De forma favorável à Corte, a notícia era decisiva no confronto com o Parlamento. Todos os impostos sumariamente criados, e contra os quais os legisladores se colocavam, eram sempre motivados pela necessidade de sustentar a dignidade da França e com a esperança incerta da derrota do inimigo. Como desde Nordlingen 339 somente reveses vinham se somando, o Parlamento se sentia fortalecido para interpelar o sr. de Mazarino quanto às vitórias sempre prometidas e sempre adiadas. Mas ali, no entanto, um grande combate fora travado e com triunfo. Triunfo completo, pois todos compreenderam ser uma dupla vitória para a Corte, vitória externa e vitória interna. De forma que não havia quem, ouvindo a notícia, não exclamasse, como fez o jovem rei:

— Ah! E os srs. parlamentares, o que dizem?

Quando isso ocorreu, a rainha estreitou em seu peito a criança real, cujos sentimentos altivos e indomáveis tão bem se harmonizavam com os seus. Um conselho foi convocado naquela mesma noite, do qual participaram o marechal de La Meilleraie e os sr. de Villeroy por serem pró-Mazarino, Chavigny e Séguier por odiarem o Parlamento, além de Guitaut e Comminges por serem devotados à rainha.

Nada vazou do que foi discutido na reunião. Soube-se apenas que no domingo seguinte se cantaria um te-déum na Notre-Dame, em homenagem à vitória de Lens.

No dia marcado, os parisienses então acordaram alegres: era um grande evento, naquela época, um te-déum. Não fora feito ainda nenhum abuso desse tipo da cerimônia e ela, por isso, causava, na época, uma grande impressão. O sol, por sua vez, parecia querer participar da festa e despontara radioso, dourando as escuras torres da metrópole, já repleta de gente do povo. Mesmo as mais sombrias ruas da Cité 340 tinham ares comemorativos e ao longo do Sena viam-se imensas filas de burgueses, de artesãos, de mulheres e de crianças que se dirigiam à catedral, como um rio que subisse à sua nascente.

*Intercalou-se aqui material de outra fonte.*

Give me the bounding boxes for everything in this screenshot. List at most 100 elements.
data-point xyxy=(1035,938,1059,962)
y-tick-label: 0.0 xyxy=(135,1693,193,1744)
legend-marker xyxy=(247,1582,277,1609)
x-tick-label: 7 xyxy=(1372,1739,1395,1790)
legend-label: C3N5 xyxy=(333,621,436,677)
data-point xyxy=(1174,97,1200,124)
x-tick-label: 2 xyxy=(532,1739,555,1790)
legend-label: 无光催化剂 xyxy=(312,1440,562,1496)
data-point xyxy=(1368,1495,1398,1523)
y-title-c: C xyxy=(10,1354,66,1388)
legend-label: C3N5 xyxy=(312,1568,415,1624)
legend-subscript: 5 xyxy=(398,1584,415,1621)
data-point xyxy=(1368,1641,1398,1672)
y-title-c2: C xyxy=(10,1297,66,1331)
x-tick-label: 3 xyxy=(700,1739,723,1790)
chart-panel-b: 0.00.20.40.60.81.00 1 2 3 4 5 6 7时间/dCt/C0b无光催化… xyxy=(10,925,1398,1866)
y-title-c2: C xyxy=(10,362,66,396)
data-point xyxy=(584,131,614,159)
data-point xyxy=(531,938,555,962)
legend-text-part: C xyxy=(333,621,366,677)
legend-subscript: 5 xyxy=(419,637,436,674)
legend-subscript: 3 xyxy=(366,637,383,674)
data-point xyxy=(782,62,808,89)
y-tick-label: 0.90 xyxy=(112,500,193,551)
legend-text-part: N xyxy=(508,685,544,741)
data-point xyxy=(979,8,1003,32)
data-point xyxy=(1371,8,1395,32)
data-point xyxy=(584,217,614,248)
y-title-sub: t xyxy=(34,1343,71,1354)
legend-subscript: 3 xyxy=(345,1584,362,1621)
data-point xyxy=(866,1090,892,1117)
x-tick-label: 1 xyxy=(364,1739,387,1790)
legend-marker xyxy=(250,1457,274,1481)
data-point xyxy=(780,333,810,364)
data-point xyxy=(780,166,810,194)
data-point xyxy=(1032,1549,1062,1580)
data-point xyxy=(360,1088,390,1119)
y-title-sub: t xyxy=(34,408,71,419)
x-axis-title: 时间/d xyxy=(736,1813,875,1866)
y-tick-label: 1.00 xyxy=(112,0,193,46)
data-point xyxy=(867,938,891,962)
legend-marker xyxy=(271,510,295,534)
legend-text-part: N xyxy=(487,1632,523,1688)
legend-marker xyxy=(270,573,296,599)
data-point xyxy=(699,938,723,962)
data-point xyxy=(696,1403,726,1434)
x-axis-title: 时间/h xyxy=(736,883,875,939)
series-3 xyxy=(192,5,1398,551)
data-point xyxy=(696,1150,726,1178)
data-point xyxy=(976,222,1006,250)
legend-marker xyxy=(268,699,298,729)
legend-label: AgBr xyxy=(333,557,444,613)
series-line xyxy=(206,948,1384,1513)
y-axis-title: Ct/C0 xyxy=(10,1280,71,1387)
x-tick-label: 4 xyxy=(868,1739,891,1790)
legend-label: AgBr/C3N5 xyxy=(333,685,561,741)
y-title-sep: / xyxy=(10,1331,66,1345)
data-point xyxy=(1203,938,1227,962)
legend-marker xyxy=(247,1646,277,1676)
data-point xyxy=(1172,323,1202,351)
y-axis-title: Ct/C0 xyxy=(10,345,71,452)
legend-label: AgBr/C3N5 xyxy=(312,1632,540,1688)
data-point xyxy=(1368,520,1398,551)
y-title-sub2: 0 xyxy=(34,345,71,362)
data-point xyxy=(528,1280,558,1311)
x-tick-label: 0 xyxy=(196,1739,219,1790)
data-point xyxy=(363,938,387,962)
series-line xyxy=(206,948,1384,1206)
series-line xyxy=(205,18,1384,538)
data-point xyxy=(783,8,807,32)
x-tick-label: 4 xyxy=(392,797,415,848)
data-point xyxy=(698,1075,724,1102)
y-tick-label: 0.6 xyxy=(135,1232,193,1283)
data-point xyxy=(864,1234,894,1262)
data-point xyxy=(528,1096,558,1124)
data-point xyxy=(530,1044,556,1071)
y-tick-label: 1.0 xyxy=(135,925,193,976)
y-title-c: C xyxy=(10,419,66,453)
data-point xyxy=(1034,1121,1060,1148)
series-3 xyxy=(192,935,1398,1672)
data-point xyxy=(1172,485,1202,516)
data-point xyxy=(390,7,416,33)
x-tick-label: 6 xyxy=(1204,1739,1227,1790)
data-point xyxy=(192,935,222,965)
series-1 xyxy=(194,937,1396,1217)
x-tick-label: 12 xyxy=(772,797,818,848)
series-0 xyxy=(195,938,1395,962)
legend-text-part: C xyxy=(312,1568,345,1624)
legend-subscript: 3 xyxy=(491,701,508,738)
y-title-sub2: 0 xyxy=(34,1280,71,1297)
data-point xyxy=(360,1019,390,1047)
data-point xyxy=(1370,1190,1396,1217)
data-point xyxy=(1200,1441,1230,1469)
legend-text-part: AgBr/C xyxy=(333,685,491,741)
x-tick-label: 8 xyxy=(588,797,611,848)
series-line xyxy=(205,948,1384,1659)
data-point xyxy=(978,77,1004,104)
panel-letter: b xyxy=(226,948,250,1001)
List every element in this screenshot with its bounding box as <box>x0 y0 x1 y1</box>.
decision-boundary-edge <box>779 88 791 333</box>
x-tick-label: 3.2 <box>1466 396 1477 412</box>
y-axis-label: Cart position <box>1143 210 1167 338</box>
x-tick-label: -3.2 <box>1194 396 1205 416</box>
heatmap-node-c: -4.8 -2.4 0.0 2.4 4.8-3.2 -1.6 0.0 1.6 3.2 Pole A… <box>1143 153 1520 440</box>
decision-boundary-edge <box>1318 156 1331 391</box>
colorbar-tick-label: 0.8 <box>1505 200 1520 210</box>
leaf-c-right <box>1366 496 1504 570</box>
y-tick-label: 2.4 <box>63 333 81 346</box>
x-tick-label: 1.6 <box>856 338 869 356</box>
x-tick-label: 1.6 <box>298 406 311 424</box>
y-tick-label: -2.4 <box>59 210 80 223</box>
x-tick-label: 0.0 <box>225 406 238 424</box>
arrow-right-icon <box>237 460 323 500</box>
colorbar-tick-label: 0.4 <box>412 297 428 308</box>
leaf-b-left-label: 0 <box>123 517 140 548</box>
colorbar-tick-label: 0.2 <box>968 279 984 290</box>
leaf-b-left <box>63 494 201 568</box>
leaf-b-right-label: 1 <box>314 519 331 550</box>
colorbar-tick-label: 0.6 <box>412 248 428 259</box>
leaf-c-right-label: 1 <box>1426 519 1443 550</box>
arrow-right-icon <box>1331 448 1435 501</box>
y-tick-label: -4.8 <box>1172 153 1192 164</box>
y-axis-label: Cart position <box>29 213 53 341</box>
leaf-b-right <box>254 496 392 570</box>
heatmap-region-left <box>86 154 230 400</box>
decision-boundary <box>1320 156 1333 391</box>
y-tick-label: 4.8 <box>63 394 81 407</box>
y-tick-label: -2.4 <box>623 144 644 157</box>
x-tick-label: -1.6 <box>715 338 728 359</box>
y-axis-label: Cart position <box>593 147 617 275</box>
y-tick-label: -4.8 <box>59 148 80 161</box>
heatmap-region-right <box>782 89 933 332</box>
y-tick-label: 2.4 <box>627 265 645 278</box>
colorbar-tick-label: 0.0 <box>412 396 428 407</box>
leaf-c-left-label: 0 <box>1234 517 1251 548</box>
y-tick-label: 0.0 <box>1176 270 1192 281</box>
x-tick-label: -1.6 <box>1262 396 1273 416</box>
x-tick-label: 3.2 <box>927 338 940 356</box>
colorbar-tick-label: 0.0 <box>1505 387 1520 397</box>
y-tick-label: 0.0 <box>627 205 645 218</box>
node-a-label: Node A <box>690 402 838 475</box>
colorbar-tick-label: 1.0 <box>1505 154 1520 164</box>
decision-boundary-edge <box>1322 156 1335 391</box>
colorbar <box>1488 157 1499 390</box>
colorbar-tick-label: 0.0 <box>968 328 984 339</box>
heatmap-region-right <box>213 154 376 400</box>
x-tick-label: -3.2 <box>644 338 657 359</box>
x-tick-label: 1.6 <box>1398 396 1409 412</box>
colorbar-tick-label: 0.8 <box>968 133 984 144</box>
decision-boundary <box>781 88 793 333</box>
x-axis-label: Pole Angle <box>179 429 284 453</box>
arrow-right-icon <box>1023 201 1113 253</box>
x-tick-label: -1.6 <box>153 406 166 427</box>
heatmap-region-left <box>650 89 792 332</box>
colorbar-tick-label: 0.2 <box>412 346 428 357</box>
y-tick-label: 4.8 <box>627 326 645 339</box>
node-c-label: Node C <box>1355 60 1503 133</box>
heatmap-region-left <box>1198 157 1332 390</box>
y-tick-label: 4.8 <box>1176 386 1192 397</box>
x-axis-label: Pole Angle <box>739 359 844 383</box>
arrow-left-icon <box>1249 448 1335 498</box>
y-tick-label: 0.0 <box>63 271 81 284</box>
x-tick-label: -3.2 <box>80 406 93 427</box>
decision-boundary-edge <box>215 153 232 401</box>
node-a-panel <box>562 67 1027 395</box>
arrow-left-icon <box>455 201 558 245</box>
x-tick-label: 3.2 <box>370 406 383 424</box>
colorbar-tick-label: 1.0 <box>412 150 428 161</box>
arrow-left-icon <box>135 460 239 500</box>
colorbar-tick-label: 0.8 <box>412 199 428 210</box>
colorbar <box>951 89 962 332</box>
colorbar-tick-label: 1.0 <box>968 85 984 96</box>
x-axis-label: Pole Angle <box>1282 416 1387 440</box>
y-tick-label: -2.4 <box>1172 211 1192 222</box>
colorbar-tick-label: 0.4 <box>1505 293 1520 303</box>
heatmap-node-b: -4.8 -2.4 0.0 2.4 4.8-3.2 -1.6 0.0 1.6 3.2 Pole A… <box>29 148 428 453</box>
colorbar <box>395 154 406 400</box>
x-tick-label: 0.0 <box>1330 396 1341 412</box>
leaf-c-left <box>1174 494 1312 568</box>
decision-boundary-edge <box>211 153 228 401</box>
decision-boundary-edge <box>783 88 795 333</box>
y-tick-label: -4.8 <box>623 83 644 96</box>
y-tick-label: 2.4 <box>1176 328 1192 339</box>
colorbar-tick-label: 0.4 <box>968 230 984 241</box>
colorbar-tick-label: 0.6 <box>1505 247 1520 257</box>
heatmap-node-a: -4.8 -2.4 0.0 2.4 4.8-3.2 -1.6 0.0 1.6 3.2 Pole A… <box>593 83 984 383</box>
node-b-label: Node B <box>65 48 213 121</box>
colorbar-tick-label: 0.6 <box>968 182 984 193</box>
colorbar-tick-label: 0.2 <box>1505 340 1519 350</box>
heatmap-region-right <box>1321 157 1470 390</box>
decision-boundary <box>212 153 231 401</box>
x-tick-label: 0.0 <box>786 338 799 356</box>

As lojas estavam vazias, as casas fechadas, com todos querendo ver o jovem rei e sua mãe, assim como o famoso cardeal Mazarino, tão odiado que ninguém queria se privar da sua presença.

A maior descontração, diga-se, reinava naquele povaréu; todas as opiniões se exprimiam livremente e davam um tom, por assim dizer, de rebelião, junto com os mil sinos de todas as igrejas de Paris, anunciando o te-déum. O policiamento da cidade era feito pela própria cidade e ameaça alguma perturbava a sinfonia da revolta generalizada ou calava as palavras daquelas bocas faladeiras.

Já a partir das oito horas da manhã, porém, o regimento dos guardas da rainha, comandado por Guitaut e tendo como segundo seu sobrinho Comminges, viera se postar, com tambores e clarins à frente, no caminho entre o Palais Royal e Notre-Dame, operação a que os parisienses assistiram com tranquilidade, sempre seduzidos por marchas militares e uniformes brilhantes.

Friquet se endomingara e, a pretexto de uma inflamação dentária que ele apropriadamente conseguira, introduzindo uma quantidade enorme de caroços de cereja num dos lados da boca, havia obtido de Bazin, seu superior direto, uma licença para o dia inteiro.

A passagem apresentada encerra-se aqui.